The education of women has, of late, been more attended to than formerly; yet they are still reckoned a frivolous sex, and ridiculed or pitied by the writers who endeavour by satire or instruction to improve them. It is acknowledged that they spend many of the first years of their lives in acquiring a smattering of accomplishments; meanwhile strength of body and mind are sacrificed to libertine notions of beauty, to the desire of establishing themselves, -- the only way women can rise in the world,--by marriage. And this desire making mere animals of them, when they marry they act as such children may be expected to act: -- they dress; they paint, and nickname God's creatures. (3) -- Surely these weak beings are only fit for a seraglio! -- Can they be expected to govern a family with judgment, or take care of the poor babes whom they bring into the world?

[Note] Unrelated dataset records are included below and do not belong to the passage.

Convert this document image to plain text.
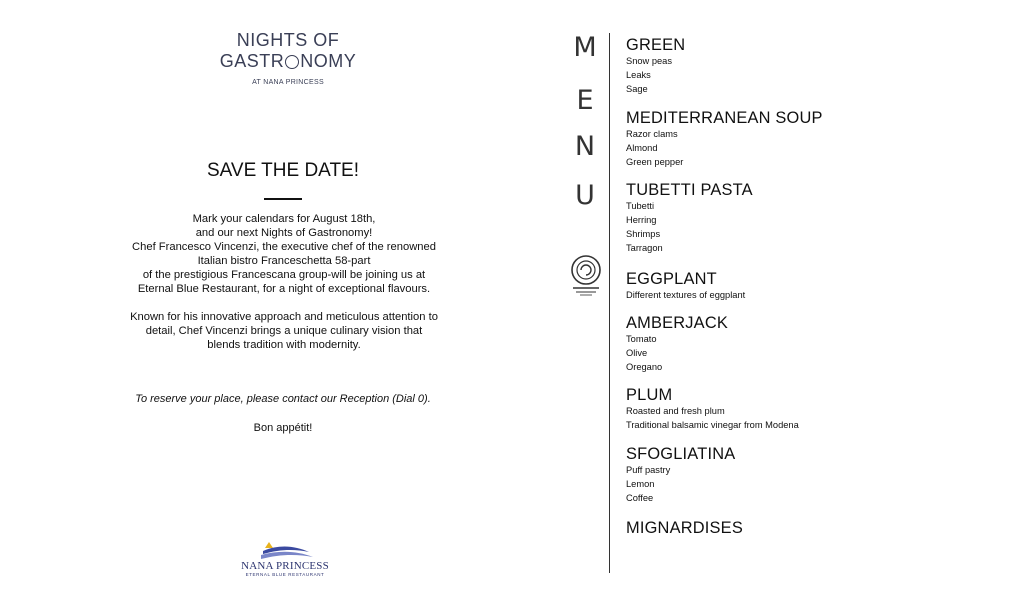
NIGHTS OF
GASTR NOMY
AT NANA PRINCESS
SAVE THE DATE!

Mark your calendars for August 18th,

and our next Nights of Gastronomy!

Chef Francesco Vincenzi, the executive chef of the renowned

Italian bistro Franceschetta 58-part

of the prestigious Francescana group-will be joining us at

Eternal Blue Restaurant, for a night of exceptional flavours.

Known for his innovative approach and meticulous attention to

detail, Chef Vincenzi brings a unique culinary vision that

blends tradition with modernity.

To reserve your place, please contact our Reception (Dial 0).
Bon appétit!
NANA PRINCESS
ETERNAL BLUE RESTAURANT
M
E
N
U
GREEN
Snow peas
Leaks
Sage
MEDITERRANEAN SOUP
Razor clams
Almond
Green pepper
TUBETTI PASTA
Tubetti
Herring
Shrimps
Tarragon
EGGPLANT
Different textures of eggplant
AMBERJACK
Tomato
Olive
Oregano
PLUM
Roasted and fresh plum
Traditional balsamic vinegar from Modena
SFOGLIATINA
Puff pastry
Lemon
Coffee
MIGNARDISES
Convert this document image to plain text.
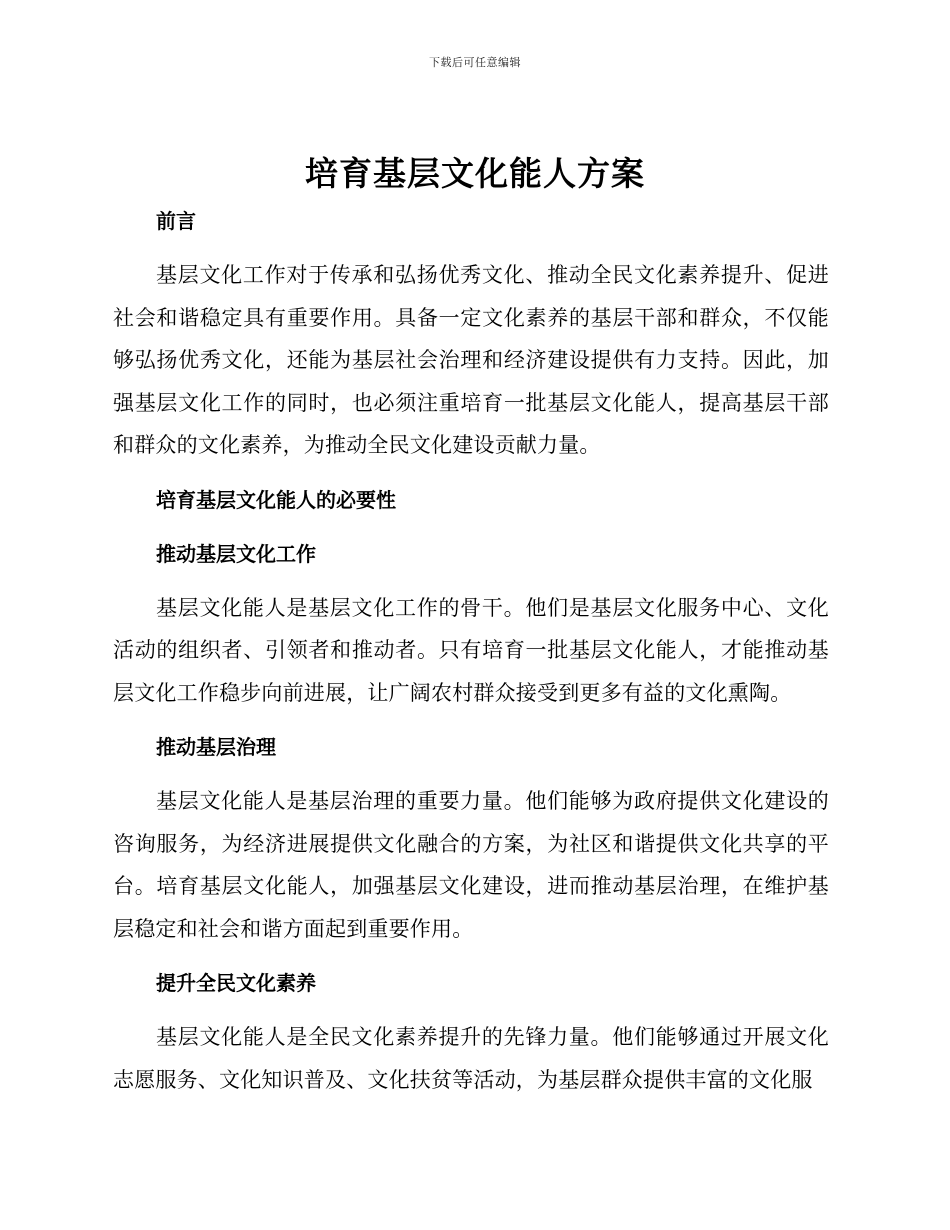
下载后可任意编辑
培育基层文化能人方案
前言

基层文化工作对于传承和弘扬优秀文化、推动全民文化素养提升、促进社会和谐稳定具有重要作用。具备一定文化素养的基层干部和群众，不仅能够弘扬优秀文化，还能为基层社会治理和经济建设提供有力支持。因此，加强基层文化工作的同时，也必须注重培育一批基层文化能人，提高基层干部和群众的文化素养，为推动全民文化建设贡献力量。

培育基层文化能人的必要性
推动基层文化工作

基层文化能人是基层文化工作的骨干。他们是基层文化服务中心、文化活动的组织者、引领者和推动者。只有培育一批基层文化能人，才能推动基层文化工作稳步向前进展，让广阔农村群众接受到更多有益的文化熏陶。

推动基层治理

基层文化能人是基层治理的重要力量。他们能够为政府提供文化建设的咨询服务，为经济进展提供文化融合的方案，为社区和谐提供文化共享的平台。培育基层文化能人，加强基层文化建设，进而推动基层治理，在维护基层稳定和社会和谐方面起到重要作用。

提升全民文化素养

基层文化能人是全民文化素养提升的先锋力量。他们能够通过开展文化志愿服务、文化知识普及、文化扶贫等活动，为基层群众提供丰富的文化服
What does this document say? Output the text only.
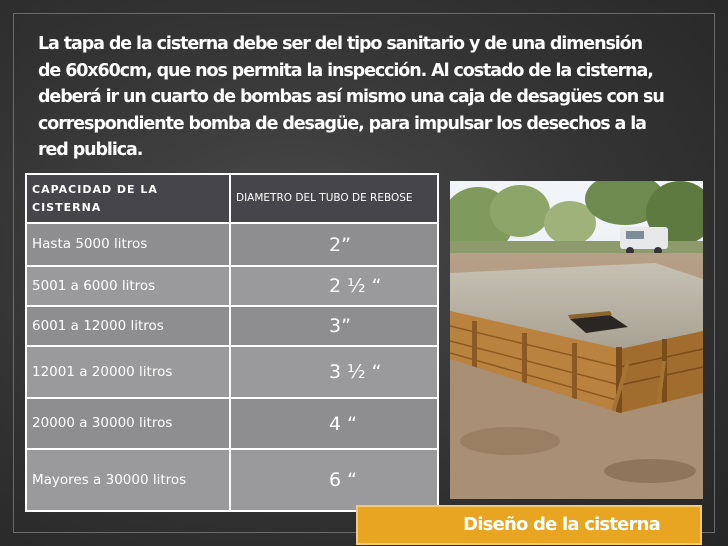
La tapa de la cisterna debe ser del tipo sanitario y de una dimensión de 60x60cm, que nos permita la inspección. Al costado de la cisterna, deberá ir un cuarto de bombas así mismo una caja de desagües con su correspondiente bomba de desagüe, para impulsar los desechos a la red publica.

CAPACIDAD DE LA CISTERNA	DIAMETRO DEL TUBO DE REBOSE
Hasta 5000 litros	2”
5001 a 6000 litros	2 ½ “
6001 a 12000 litros	3”
12001 a 20000 litros	3 ½ “
20000 a 30000 litros	4 “
Mayores a 30000 litros	6 “
Diseño de la cisterna
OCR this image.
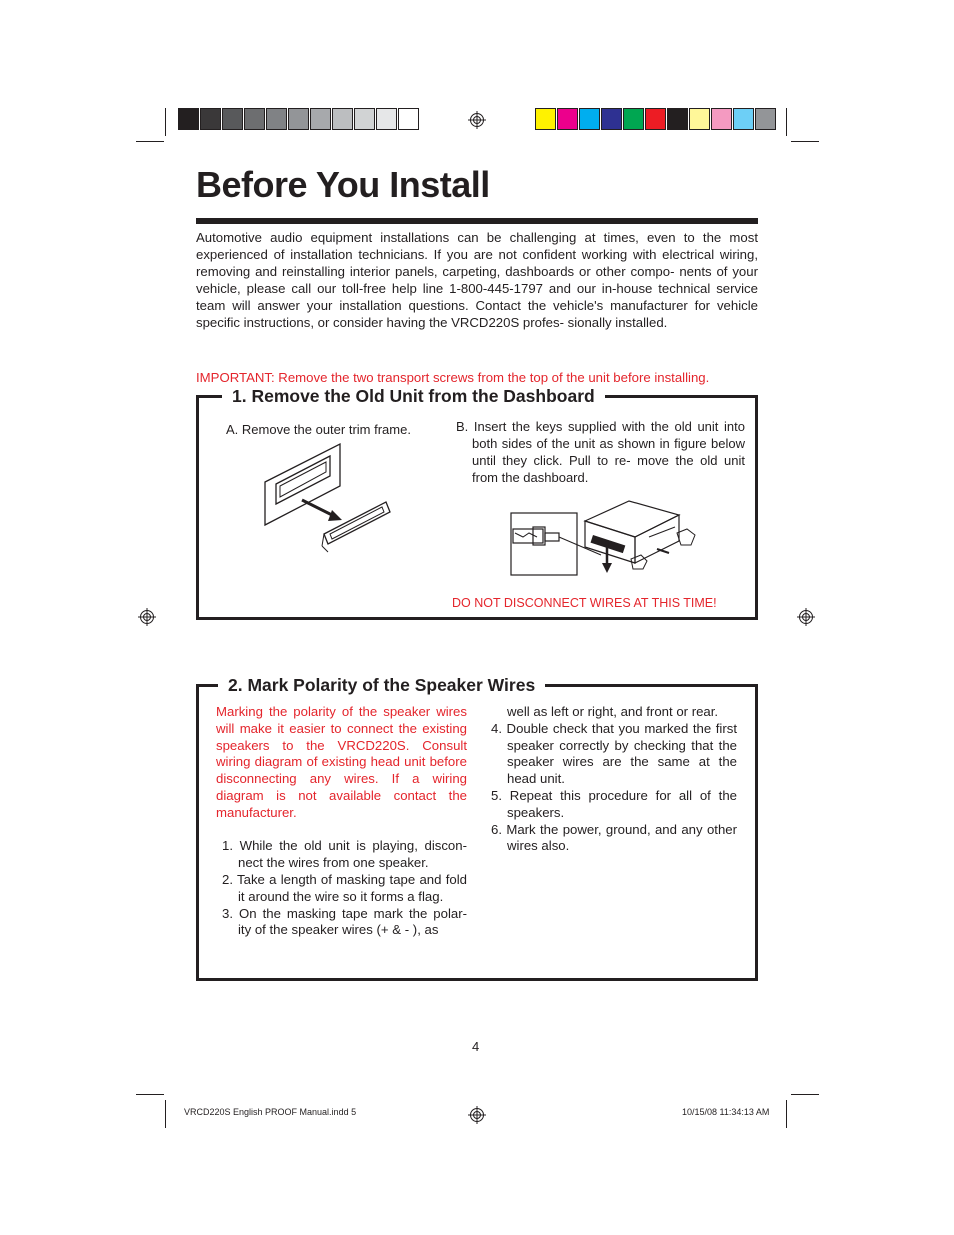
Before You Install
Automotive audio equipment installations can be challenging at times, even to the most experienced of installation technicians. If you are not confident working with electrical wiring, removing and reinstalling interior panels, carpeting, dashboards or other compo- nents of your vehicle, please call our toll-free help line 1-800-445-1797 and our in-house technical service team will answer your installation questions. Contact the vehicle's manufacturer for vehicle specific instructions, or consider having the VRCD220S profes- sionally installed.
IMPORTANT: Remove the two transport screws from the top of the unit before installing.
1. Remove the Old Unit from the Dashboard
A. Remove the outer trim frame.	B. Insert the keys supplied with the old unit into both sides of the unit as shown in figure below until they click. Pull to re- move the old unit from the dashboard.
DO NOT DISCONNECT WIRES AT THIS TIME!
2. Mark Polarity of the Speaker Wires

Marking the polarity of the speaker wires will make it easier to connect the existing speakers to the VRCD220S. Consult wiring diagram of existing head unit before disconnecting any wires. If a wiring diagram is not available contact the manufacturer.

1. While the old unit is playing, discon- nect the wires from one speaker.

2. Take a length of masking tape and fold it around the wire so it forms a flag.

3. On the masking tape mark the polar- ity of the speaker wires (+ & - ), as

well as left or right, and front or rear.

4. Double check that you marked the first speaker correctly by checking that the speaker wires are the same at the head unit.

5. Repeat this procedure for all of the speakers.

6. Mark the power, ground, and any other wires also.

4
VRCD220S English PROOF Manual.indd 5	10/15/08 11:34:13 AM
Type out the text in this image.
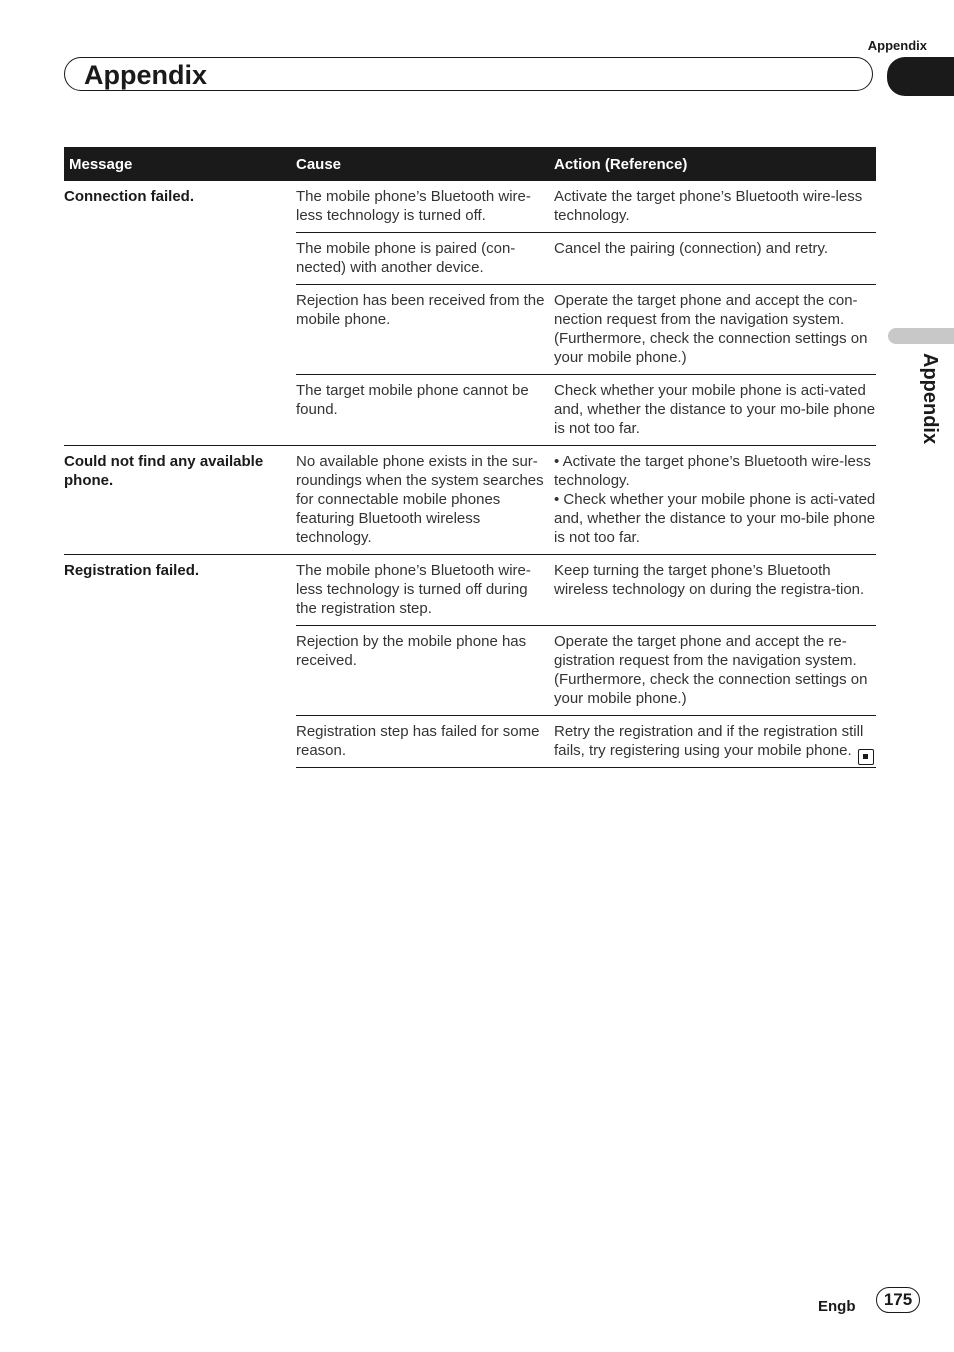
Appendix
Appendix
Appendix
Message	Cause	Action (Reference)
Connection failed.	The mobile phone’s Bluetooth wire-less technology is turned off.	Activate the target phone’s Bluetooth wire-less technology.
	The mobile phone is paired (con-nected) with another device.	Cancel the pairing (connection) and retry.
	Rejection has been received from the mobile phone.	Operate the target phone and accept the con-nection request from the navigation system. (Furthermore, check the connection settings on your mobile phone.)
	The target mobile phone cannot be found.	Check whether your mobile phone is acti-vated and, whether the distance to your mo-bile phone is not too far.
Could not find any available phone.	No available phone exists in the sur-roundings when the system searches for connectable mobile phones featuring Bluetooth wireless technology.	• Activate the target phone’s Bluetooth wire-less technology.
• Check whether your mobile phone is acti-vated and, whether the distance to your mo-bile phone is not too far.
Registration failed.	The mobile phone’s Bluetooth wire-less technology is turned off during the registration step.	Keep turning the target phone’s Bluetooth wireless technology on during the registra-tion.
	Rejection by the mobile phone has received.	Operate the target phone and accept the re-gistration request from the navigation system. (Furthermore, check the connection settings on your mobile phone.)
	Registration step has failed for some reason.	Retry the registration and if the registration still fails, try registering using your mobile phone.
Engb	175
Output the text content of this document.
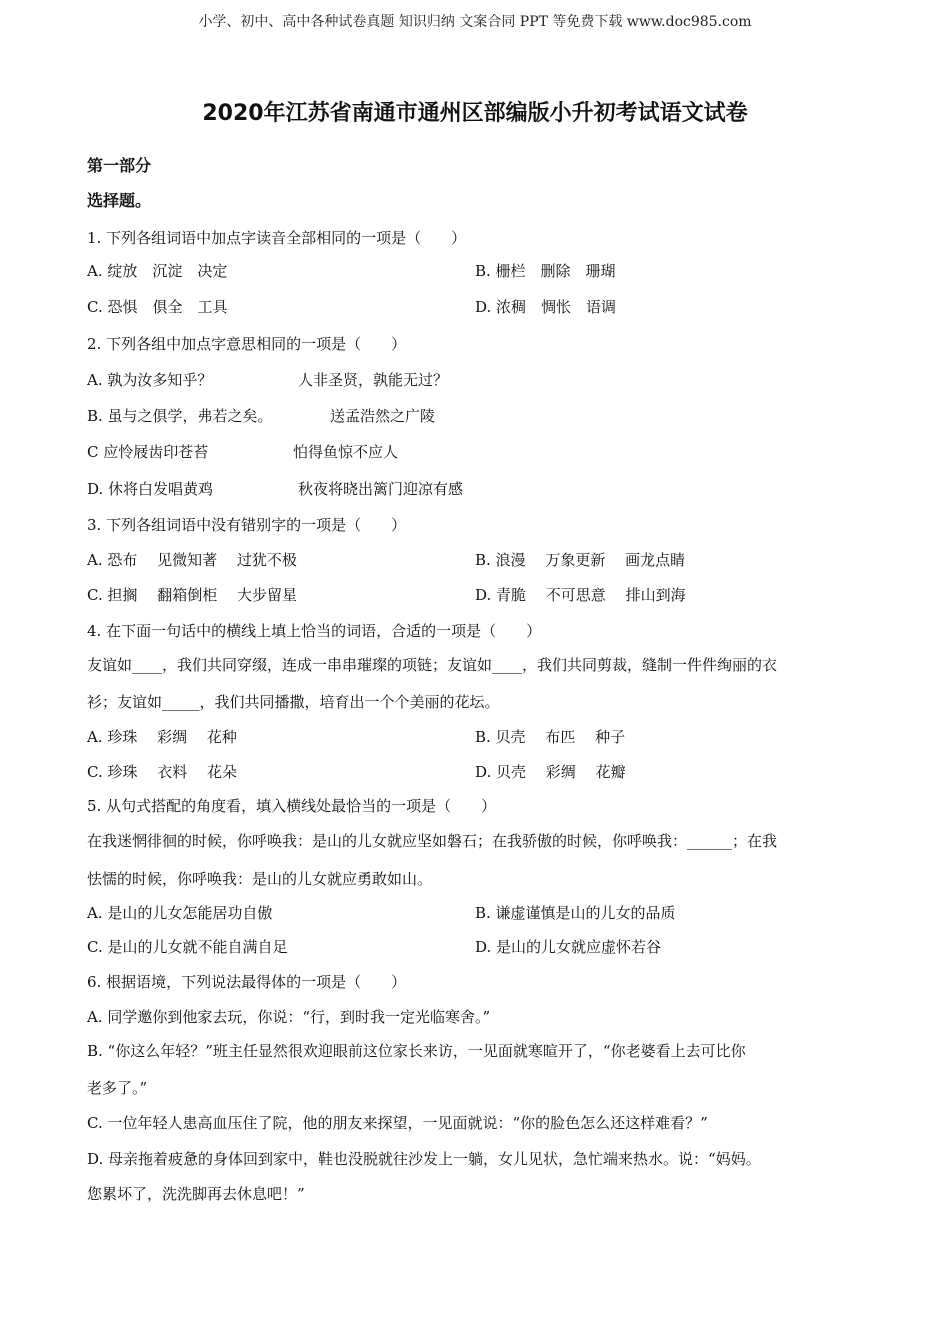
小学、初中、高中各种试卷真题 知识归纳 文案合同 PPT 等免费下载 www.doc985.com
2020年江苏省南通市通州区部编版小升初考试语文试卷
第一部分
选择题。
1. 下列各组词语中加点字读音全部相同的一项是（　　）
A. 绽放　沉淀　决定	B. 栅栏　删除　珊瑚
C. 恐惧　俱全　工具	D. 浓稠　惆怅　语调
2. 下列各组中加点字意思相同的一项是（　　）
A. 孰为汝多知乎？	人非圣贤，孰能无过？
B. 虽与之俱学，弗若之矣。	送孟浩然之广陵
C 应怜屐齿印苍苔	怕得鱼惊不应人
D. 休将白发唱黄鸡	秋夜将晓出篱门迎凉有感
3. 下列各组词语中没有错别字的一项是（　　）
A. 恐布　 见微知著　 过犹不极	B. 浪漫　 万象更新　 画龙点睛
C. 担搁　 翻箱倒柜　 大步留星	D. 青脆　 不可思意　 排山到海
4. 在下面一句话中的横线上填上恰当的词语，合适的一项是（　　）
友谊如____，我们共同穿缀，连成一串串璀璨的项链；友谊如____，我们共同剪裁，缝制一件件绚丽的衣
衫；友谊如_____，我们共同播撒，培育出一个个美丽的花坛。
A. 珍珠　 彩绸　 花种	B. 贝壳　 布匹　 种子
C. 珍珠　 衣料　 花朵	D. 贝壳　 彩绸　 花瓣
5. 从句式搭配的角度看，填入横线处最恰当的一项是（　　）
在我迷惘徘徊的时候，你呼唤我：是山的儿女就应坚如磐石；在我骄傲的时候，你呼唤我：______；在我
怯懦的时候，你呼唤我：是山的儿女就应勇敢如山。
A. 是山的儿女怎能居功自傲	B. 谦虚谨慎是山的儿女的品质
C. 是山的儿女就不能自满自足	D. 是山的儿女就应虚怀若谷
6. 根据语境，下列说法最得体的一项是（　　）
A. 同学邀你到他家去玩，你说：“行，到时我一定光临寒舍。”
B. “你这么年轻？”班主任显然很欢迎眼前这位家长来访，一见面就寒暄开了，“你老婆看上去可比你
老多了。”
C. 一位年轻人患高血压住了院，他的朋友来探望，一见面就说：“你的脸色怎么还这样难看？”
D. 母亲拖着疲惫的身体回到家中，鞋也没脱就往沙发上一躺，女儿见状，急忙端来热水。说：“妈妈。
您累坏了，洗洗脚再去休息吧！”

If then it can be fairly deduced from the present conduct of the sex, from the prevalent fondness for pleasure which takes place of ambition and those nobler passions that open and enlarge the soul; that the instruction which women have hitherto received has only tended, with the constitution of civil society, to render them insignificant objects of desire -- mere propagators of fools! --if it can be proved that in aiming to accomplish them, without cultivating their understandings, they are taken out of their sphere of duties, and made ridiculous and useless when the short-lived bloom of beauty is over (4), I presume that rational men will excuse me for endeavouring to persuade them to become more masculine and respectable.
Indeed the word masculine is only a bugbear: there is little reason to fear that women will acquire too much courage or fortitude; for their apparent inferiority with respect to bodily strength, must render them, in some degree, dependent on men in the various relations of life, but why should it be increased by prejudices that give a sex to virtue, and confound simple truths with sensual reveries?
Women are, in fact, so much degraded by mistaken notions of female excellence, that I do not mean to add a paradox when I assert, that this artificial weakness produces a propensity to tyrannize, and gives birth to cunning, the natural opponent of strength, which leads them to play off those contemptible infantine airs that undermine esteem even whilst they excite desire. Let men become more chaste and modest, and if women do not grow wiser in the same ratio, it will be clear that they have weaker understandings. It seems scarcely necessary to say, that I now speak of the sex in general. Many individuals have more sense than their male relatives; and, as nothing preponderates where there is a constant struggle for an equilibrium, without it has naturally more gravity, some women govern their husbands without degrading themselves, because intellect will always govern.